Con la deduzione un certo importo viene sottratto dal reddito imponibile prima che su questo vengano applicate le aliquote dell’imposta e quindi fatto diventa esente dalla tassazione. Il conseguente "sconto" corrisponde all’aliquota che si sarebbe pagata su quell’importo. Così ad esempio deducendo 1.000 euro da un reddito di 30.000 questo scende a 29.000 e si risparmiano 380 euro ovvero il 38 per cento dell’importo dedotto (risparmio a cui si aggiunge quello delle addizionali non pagate).
L’aliquota marginale è quella applicata sull’ultima porzione di reddito e con la quale verrebbe quindi tassato l’importo derivante da un suo incremento. Ad esempio per un reddito di 30.000 euro l’aliquota marginale è il 38 per cento: se il reddito aumenta di 1.000 euro 380 vengono assorbiti dall’Irpef. Ma al di là di quella nominale, l’aliquota marginale effettiva è normalmente più alta, perché all’effetto dell’aliquota si aggiunge quello delle minori detrazioni per lavoro ed eventualmente per carichi di famiglia conseguenti all’incremento del reddito.
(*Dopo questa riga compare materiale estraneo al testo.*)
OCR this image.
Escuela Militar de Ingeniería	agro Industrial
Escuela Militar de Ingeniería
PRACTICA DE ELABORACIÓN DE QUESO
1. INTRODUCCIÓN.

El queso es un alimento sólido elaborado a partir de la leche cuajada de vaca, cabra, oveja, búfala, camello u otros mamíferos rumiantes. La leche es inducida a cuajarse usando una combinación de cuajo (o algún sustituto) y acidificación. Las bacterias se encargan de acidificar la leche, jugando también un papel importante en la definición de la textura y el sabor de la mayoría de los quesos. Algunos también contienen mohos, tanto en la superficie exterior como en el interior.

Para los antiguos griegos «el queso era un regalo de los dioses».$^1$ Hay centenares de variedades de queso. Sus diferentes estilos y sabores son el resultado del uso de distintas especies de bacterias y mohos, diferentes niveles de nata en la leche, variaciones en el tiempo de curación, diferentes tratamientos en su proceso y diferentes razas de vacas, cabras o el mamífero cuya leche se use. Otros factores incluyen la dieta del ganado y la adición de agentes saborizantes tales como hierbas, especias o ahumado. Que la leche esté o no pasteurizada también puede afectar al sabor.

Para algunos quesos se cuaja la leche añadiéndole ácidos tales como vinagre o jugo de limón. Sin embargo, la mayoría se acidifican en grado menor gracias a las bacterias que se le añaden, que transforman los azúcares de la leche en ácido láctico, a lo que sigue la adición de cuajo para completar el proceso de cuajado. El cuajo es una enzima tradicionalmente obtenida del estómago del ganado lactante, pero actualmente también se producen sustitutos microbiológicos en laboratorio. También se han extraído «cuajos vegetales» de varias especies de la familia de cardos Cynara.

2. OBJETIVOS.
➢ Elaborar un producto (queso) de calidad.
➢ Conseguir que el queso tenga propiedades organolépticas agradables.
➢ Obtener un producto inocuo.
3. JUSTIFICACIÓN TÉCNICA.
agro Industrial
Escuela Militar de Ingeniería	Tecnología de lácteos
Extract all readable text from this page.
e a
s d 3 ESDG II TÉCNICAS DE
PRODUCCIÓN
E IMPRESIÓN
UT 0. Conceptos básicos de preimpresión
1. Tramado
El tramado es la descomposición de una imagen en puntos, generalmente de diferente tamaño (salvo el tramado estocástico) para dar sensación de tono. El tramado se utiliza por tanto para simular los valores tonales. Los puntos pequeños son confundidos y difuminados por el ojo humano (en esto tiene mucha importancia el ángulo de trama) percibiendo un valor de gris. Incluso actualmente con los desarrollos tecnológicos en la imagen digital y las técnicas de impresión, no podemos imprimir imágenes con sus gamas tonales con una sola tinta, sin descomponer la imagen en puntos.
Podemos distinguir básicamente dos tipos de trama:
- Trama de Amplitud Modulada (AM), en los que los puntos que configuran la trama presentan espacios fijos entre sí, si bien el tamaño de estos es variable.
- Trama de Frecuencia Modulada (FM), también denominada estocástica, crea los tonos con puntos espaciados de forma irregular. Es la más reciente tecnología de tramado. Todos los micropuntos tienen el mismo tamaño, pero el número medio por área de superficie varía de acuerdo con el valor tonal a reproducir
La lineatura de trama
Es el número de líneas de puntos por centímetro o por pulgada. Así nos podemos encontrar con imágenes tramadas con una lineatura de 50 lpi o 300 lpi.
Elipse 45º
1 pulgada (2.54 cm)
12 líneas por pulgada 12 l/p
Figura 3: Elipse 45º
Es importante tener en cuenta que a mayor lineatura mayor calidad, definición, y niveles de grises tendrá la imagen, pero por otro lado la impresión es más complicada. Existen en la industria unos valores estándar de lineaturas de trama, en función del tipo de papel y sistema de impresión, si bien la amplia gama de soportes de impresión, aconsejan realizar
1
"No tax area" è il nome non tecnico della soglia di reddito entro la quale l’imposta dovuta è pari a zero. Non si tratta di un’esenzione fissata direttamente dalla legge, ma del risultato dell’applicazione delle diverse detrazioni per lavoro dipendente o pensione o da lavoro autonomo, che sono decrescenti al crescere del reddito. Di conseguenza la no tax area varia a seconda delle diverse categorie di contribuenti: è pari a circa 8.145 euro per i lavoratori dipendenti, a circa 8.130 per i pensionati, a 4.800 per i lavoratori autonomi. Tenendo conto anche delle detrazioni per familiari a carico, la no tax area per una famiglia monoreddito formata da due genitori e due figli è di circa 16.340 euro. L’azzeramento dell’Irpef porta con sè quello delle relative addizionali regionale e comunale.